Es war an einem heiteren Märzmorgen als ich mit zwei Freunden, angelockt durch die erwachenden Reize der Natur, die dunstige Stadt verließ um dem schönen Kirchzartener Thale einen Besuch abzustatten. Heiter strahlte die Sonne, mild schon wehten die Märzlüfte. Wie gieng uns erst das Herz auf, als wir auf der Dreisambrücke mit trunkenen Augen den wundervollen Bergrahmen betrachteten, und je weiter wir hinauf kamen, um so genußreicher wurde der Anblick, und die lieblichen uns mit ihrem nach schneeigen Kopfputzerei gar einladend entgegen. Eine Lerche schwang sich wie neugeboren in der Thalweite dem blauen Aether zu, dann ertönten die reinsten Melodien auf dem scheinbar schwellenden Herzen dieses Geschöpfes, ein würdiges Lied am Tage des Herren. In stummer Andacht vertieft, in Lauschen der Stille, sahen wir diesem immer höher steigenden Frühlingsboten nach und fühlten uns wie hinaufgehoben in Regionen wo man keinen Erdenstaub mehr sieht. Endlich mahnte uns des Freundestreues Hündchen zum Weitscherschreiten, und so gieng es denn munter vorwärts, links die Karthaus liegen lassend, kamen wir an Littenweiler mit seinem Kirchlein auf der Wies vorbei und nach 2 ½ sündigem Marsche hatten wir Kirchzarten erreicht, als wir der Fortuna nur einen kleinen Besuch machten um unser Hauptziel, Oberried, baldigst zu erreichen, was nach ¾ Stunden auch geschah.

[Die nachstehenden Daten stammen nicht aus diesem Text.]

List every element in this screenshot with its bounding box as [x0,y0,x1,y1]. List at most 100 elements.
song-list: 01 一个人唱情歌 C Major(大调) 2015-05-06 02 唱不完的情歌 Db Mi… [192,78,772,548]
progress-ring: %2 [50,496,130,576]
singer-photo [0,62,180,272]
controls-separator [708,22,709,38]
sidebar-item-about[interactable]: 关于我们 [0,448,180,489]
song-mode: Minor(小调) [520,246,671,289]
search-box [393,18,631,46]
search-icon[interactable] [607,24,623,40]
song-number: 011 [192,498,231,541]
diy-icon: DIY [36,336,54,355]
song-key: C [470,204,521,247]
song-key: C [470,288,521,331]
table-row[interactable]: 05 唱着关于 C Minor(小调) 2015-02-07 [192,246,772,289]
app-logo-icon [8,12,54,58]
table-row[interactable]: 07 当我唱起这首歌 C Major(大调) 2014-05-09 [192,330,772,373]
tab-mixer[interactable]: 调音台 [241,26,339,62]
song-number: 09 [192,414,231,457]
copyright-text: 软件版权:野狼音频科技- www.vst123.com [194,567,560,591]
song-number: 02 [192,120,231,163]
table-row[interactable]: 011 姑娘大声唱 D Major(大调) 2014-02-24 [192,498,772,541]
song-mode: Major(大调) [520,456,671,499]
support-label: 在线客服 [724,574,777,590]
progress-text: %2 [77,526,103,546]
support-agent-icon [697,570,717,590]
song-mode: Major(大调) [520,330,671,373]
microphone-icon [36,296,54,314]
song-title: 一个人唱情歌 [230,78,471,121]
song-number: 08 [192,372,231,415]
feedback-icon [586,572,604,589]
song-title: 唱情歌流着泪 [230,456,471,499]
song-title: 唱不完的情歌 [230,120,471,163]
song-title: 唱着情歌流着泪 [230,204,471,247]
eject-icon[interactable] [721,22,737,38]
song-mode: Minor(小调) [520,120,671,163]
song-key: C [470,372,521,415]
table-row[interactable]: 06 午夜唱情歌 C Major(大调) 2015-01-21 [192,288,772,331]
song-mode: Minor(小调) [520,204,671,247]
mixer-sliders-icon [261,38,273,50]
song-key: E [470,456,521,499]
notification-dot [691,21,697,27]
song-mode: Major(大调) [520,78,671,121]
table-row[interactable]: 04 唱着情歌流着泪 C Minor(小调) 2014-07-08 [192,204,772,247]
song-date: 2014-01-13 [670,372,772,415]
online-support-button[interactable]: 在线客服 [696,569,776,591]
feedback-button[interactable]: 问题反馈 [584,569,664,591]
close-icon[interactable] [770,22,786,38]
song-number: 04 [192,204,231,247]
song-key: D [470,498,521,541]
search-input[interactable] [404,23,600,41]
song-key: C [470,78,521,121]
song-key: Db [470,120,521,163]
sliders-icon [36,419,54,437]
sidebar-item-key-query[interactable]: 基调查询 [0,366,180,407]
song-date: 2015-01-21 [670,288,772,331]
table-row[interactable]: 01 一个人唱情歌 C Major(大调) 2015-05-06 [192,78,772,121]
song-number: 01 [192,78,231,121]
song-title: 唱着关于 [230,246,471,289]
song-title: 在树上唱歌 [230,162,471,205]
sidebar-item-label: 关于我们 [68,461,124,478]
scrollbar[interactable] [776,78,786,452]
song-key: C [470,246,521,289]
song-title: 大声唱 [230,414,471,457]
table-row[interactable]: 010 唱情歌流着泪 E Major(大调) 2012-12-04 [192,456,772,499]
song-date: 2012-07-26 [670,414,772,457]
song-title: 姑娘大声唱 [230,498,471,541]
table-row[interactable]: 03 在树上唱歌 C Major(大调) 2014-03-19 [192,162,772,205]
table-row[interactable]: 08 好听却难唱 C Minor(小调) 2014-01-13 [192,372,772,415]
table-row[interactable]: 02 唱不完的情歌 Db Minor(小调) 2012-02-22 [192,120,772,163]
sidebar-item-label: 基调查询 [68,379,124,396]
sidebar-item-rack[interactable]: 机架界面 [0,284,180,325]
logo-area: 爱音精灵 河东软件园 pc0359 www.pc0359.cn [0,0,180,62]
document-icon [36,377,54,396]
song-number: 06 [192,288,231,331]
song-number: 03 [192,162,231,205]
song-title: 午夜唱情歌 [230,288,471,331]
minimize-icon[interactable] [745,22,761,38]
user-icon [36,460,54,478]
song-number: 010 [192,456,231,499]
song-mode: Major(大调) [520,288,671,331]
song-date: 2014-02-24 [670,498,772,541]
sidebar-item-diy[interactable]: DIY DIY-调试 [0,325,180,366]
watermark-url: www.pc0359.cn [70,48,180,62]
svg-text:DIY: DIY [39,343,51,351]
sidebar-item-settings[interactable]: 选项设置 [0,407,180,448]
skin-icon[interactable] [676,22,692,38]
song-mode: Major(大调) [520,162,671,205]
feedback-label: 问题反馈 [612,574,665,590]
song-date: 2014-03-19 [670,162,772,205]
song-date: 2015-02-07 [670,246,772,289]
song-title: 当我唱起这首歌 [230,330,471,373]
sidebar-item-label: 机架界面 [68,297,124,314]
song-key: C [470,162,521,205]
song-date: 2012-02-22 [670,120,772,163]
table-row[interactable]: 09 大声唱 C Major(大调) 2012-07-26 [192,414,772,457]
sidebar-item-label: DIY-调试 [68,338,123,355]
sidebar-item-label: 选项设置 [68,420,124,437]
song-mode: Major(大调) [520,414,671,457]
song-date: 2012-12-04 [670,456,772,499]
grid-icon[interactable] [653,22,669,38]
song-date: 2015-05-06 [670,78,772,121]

Wenn man die Straße über Oberried den Nothschrei in´s Wiesenthal wandelt, so hört man überall vom goldenen Marti von Oberried erzählen, diesen schatzlustigen Bauern so gern auf Kosten ihres Beutels dafür, daß diese Sage lebendig erhalten bleibt, trotzdem der Marti immer mehr unergründlich wird. Jedenfalls muß aber hinter dieser Sage wie hinter jeder anderen Volkssage ein haltbarer, geschichtlicher Kern stecken, und eben dieses Geheimnis hat mich schon lange bewegt, fleißige Nachfragen nach thatsächlichen Anhaltspunkten für diese Sache zu erhalten.

Dass Zarduna (Tarodunum) alt sei, sogar aus römischer Zeit, weiß jeder Knabe aus der Geographie und daß im Thale früher klösterliche Niederlassungen, sehen wir an den geschichtlichen Bauten welche beifolgend scizziert wiedergegeben werden. Der Sachverhalt ist folgender: schon früher hatten die Römer eine Heerstraße von der Schweiz über den Schwarzwald, östlich des Feldbergs, nach Breisach angelegt, und scheint es daß sie bei diesen Arbeiten den Schwarzwald als metallreiches Gebirge kennenlernten.

Urkundlich fest läßt sich die Geschichte des Bergbaues seit dem ersten Drittel des 11. Jahrhunderts verfolgen; es ergibt sich, daß die Bergwerke in Kirchzarten und Hofgrundangangs zu St.Gallen, dann zu Freiburg und später zu Oberried gehörten; überhaupt hängt der Bergbau im Kirchzartener und Todtnauer Thale eng mit Freiburgs Münzgeschichte zusammen.

Nicht umsonst heißt der höchste Punkt oben in der Scheide zwischen Münster- und Oberriederthal, „Erzkasten“! Die Gruben auf dem Erzkasten gehörten s.Z. der Familie Schnewelin.) Im Jahre 1028 erhielt das Hochstift Basel alle breisgauischen Bergwerke vom Kaiser Konrad II. zum Lehen welch Ersteres später die Grafen von Freiburg damit belehnten. Margraf Hermann IV. von Baden erhob, als ein Zugehör in der Landgrafschaft im Breisgau, Anspruch auf dieselben, allein der Basler Bischof bewies urkundlich, daß die Silberbergwerke im Breisgau zu seinem Stifte gehörten, und den Grafen von Freiburg zum Lehen gegeben worden seien, worauf Kaiser Friedrich dieselben 1234 dem Grafen Egon von Freiburg zusprach.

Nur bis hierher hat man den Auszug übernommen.